Sorry for the crappy picture. I'll get better ones tonight.








Muffler:


----------



## Jory (Apr 29, 2005)

*Re: 3" custom dual exhaust (Uberhare)*

Got a soundclip?








Looks great http://****************.com/smile/emthup.gif


----------



## Massboykie (Aug 15, 2006)

*Re: 3" custom dual exhaust (Jory)*


_Quote, originally posted by *Jory* »_Got a soundclip?








Looks great http://****************.com/smile/emthup.gif 

http://****************.com/smile/emthup.gif


----------



## GLS-S4 (Jun 6, 2005)

*Re: 3" custom dual exhaust (Uberhare)*

Sweet http://****************.com/smile/emthup.gif


----------



## Uberhare (Jul 30, 2003)

*Re: 3" custom dual exhaust (Jory)*

No sound clip yet. I'll do that this weekend. I'll also get better pictures.


----------



## EK20 (Sep 28, 2004)

*Re: 3" custom dual exhaust (Uberhare)*


_Quote, originally posted by *Uberhare* »_No sound clip yet. I'll do that this weekend. I'll also get better pictures.

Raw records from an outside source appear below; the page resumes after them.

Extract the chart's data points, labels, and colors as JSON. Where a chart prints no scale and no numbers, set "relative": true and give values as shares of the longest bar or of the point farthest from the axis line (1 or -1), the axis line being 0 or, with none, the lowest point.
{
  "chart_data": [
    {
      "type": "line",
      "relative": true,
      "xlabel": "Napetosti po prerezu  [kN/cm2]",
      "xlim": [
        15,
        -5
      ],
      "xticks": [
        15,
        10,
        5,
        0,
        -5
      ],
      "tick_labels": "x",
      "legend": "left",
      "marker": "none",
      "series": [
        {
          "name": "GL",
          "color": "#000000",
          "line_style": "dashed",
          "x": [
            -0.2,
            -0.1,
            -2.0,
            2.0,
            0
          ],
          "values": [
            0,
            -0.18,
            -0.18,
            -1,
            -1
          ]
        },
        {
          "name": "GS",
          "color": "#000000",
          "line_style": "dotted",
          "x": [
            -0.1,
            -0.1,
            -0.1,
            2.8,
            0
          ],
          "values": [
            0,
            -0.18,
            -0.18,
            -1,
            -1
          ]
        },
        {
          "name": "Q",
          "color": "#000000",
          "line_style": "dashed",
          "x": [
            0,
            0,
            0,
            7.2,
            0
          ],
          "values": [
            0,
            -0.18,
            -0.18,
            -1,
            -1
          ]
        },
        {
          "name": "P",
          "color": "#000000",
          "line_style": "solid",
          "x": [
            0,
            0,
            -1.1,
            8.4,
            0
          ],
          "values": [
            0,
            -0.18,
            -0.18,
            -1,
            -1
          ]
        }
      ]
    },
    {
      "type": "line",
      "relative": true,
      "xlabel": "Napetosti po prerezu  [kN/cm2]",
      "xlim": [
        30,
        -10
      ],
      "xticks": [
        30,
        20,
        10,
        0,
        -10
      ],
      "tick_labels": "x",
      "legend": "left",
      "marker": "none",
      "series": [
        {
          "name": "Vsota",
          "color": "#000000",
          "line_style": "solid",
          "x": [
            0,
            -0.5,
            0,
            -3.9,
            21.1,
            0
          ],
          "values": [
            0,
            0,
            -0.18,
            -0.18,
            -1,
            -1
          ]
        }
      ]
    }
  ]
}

We're waaaaaaaaiiiiiiiitttting.


----------



## 71DubBugBug (Dec 3, 2006)

they look good
but i want to hear them


----------



## EK20 (Sep 28, 2004)

*Re: (71DubBugBug)*

Totally, I gotta get some ideas for an exhaust setup, and those look pretty nice. If they sound half as good as they look, I'll pick those up.


----------